Weder Israel noch die Hamas wird den aktuellen Konflikt als Gewinn verbuchen – während die Regierung Netanjahu vor einer Bodenoffensive mit unabsehbaren Folgen steht, sind die arabischen Nachbarn mit ihren eigenen Problemen beschäftigt.
Die grünen Flaggen der Hamas sind zurück im Westjordanland. Bei Demonstrationen zwischen Jenin und Hebron wehen sie einträchtig neben den gelben Flaggen der Fatah. Die Bevölkerung im Westjordanland nimmt großen Anteil an den Ereignissen im Gaza-Streifen. Mahmoud Abbas, Chef der Autonomiebehörde, verurteilt die israelischen Angriffe als „Angriffe auf alle Palästinenser“ - und kündigt kämpferisch an, sich noch stärker für die nationale Aussöhnung "im Angesicht des äußeren Feindes" einzusetzen.
Abbas Bestreben, Palästina als Mitglied mit „Beobachterstatus“ von der UN-Vollversammlung anerkennen zu lassen, rückt derweil in den Hintergrund. Die israelische Regierung hatte zuletzt mit einer gewaltsamen Auflösung der palästinensischen Autonomiebehörde gedroht, sollte Abbas den "Alleingang" vor die Vereinten Nationen wagen. Nun blicken alle Augen nach Gaza, Abbas' diplomatische Manöver werden sowohl von Israel als auch von der Hamas untergraben. Aber jetzt gebietet es schon das innenpolitische Kalkül, auf der Seite der Bevölkerung im Gaza-Streifen zu stehen. Abu Mazen ist wieder ganz Staatsmann. Letztendlich ist die oberflächliche Annäherung ein erwartbarer Nebeneffekt, den die israelische Regierung um Benjamin Netanjahu einkalkuliert haben wird.

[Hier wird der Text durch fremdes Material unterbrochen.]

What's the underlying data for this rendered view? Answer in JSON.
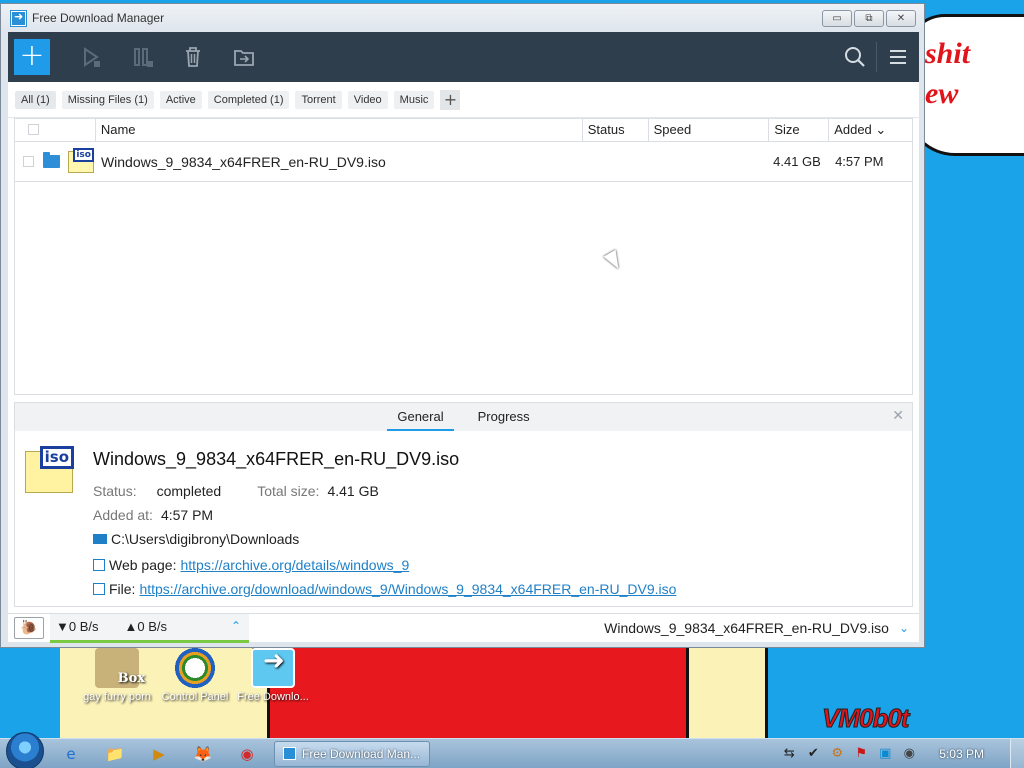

Die will ihrerseits zurück zur Politik der Abschreckung. Die Hamas müsse lernen, dass sie für den anhaltenden Raketenbeschuss einen Preis zu zahlen habe. Allerdings zeichnet sich schon nach den ersten Tagen der Operation "Säulen der Verteidigung" ab, dass diese Strategie schwer umzusetzen sein wird. Denn die Hamas und andere Splittergruppen verschärften ihre Angriffe, nachdem Israel den Chef der Qassam-Brigaden Ahmad al-Jabari getötet und weitere Ziele bombardiert hatte. Schon am Tag darauf nahm die Hamas Tel Aviv unter Beschuss, am zweiten Tag Jerusalem. Ein militärischer Erfolg wird für Israel immer unwahrscheinlicher.

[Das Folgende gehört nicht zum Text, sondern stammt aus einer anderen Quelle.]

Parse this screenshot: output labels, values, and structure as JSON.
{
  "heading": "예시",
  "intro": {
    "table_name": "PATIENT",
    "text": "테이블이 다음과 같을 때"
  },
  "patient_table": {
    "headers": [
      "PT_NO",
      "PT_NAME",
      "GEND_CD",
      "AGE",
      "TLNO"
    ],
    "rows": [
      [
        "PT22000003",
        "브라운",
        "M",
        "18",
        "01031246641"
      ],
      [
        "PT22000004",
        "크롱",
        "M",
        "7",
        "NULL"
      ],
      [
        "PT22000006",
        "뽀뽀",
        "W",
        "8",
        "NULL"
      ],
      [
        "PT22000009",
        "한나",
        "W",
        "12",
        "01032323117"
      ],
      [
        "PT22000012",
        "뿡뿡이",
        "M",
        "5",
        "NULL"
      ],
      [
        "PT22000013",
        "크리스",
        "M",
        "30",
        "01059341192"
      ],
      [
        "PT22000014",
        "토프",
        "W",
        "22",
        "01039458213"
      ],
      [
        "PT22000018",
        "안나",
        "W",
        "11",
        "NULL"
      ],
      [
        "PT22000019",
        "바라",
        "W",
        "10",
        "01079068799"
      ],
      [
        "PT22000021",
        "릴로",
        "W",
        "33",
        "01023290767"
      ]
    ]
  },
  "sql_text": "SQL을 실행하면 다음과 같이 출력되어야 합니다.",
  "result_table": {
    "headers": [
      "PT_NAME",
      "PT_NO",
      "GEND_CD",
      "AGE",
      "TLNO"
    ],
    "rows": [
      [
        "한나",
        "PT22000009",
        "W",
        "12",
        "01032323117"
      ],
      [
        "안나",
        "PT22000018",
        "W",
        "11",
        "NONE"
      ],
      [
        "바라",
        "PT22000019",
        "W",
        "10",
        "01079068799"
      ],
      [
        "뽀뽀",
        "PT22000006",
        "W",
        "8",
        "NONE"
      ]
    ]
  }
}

Die Bodenoffensive steht im Raum
Zwar haben Politik und Armee – anders als im Libanonkrieg 2006 und während der Operation Gegossenes Blei 2008/09 – keine unrealistischen Ziele ausgegeben, wie etwa die Zerstörung der Hamas; dennoch dürften die militanten Palästinenser auch nach Ende der jüngsten Eskalation eine Gefahr für Israels Sicherheit bleiben. Nach eigener Aussage haben die „Israeli Defence Forces“ in den ersten Kriegstagen hunderte Raketenlager und Milizenstützpunkte im Gaza-Streifen zerstört – unter dem Strich bleibt jedoch die Fähigkeit der Hamas, weiterhin Millionen Israels das Leben mit ihren Raketen zur Hölle zu machen.

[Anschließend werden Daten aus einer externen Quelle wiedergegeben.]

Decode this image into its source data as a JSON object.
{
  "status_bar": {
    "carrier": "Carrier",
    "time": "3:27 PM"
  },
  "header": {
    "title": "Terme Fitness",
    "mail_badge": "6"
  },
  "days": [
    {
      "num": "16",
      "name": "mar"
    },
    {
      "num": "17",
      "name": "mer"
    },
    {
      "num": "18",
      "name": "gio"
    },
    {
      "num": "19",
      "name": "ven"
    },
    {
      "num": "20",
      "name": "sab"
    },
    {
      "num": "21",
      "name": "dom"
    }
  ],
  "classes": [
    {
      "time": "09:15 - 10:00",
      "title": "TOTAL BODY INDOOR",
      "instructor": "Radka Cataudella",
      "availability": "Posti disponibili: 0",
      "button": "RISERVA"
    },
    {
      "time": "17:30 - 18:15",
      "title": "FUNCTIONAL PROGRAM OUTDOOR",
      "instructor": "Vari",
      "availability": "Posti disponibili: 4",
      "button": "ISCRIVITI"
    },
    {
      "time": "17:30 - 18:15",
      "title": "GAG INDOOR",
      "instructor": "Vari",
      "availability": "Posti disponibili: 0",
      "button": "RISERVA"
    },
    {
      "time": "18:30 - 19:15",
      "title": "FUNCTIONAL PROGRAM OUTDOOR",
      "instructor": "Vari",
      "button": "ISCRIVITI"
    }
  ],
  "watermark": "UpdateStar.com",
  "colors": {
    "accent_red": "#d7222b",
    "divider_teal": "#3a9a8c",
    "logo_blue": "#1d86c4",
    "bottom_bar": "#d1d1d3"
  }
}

Daher ist eine zumindest begrenzte israelische Bodenoffensive im Gaza-Streifen sehr wahrscheinlich. Denn nur so kann die Armee sicher sein, die Hamas zumindest mittelfristig zu schwächen. Allerdings birgt dies die Gefahr eigener Verluste. Und so geschlossen die Parteien in Israel derzeitig hinter dem Kurs der Regierung stehen – tote Soldaten können schnell den Stimmungswandel bewirken, den der erste Bombenalarm in Tel Aviv seit dem Golfkrieg 1991 noch nicht hervorrufen konnte. Und das kann nicht im Interesse der israelischen Führungsspitze sein.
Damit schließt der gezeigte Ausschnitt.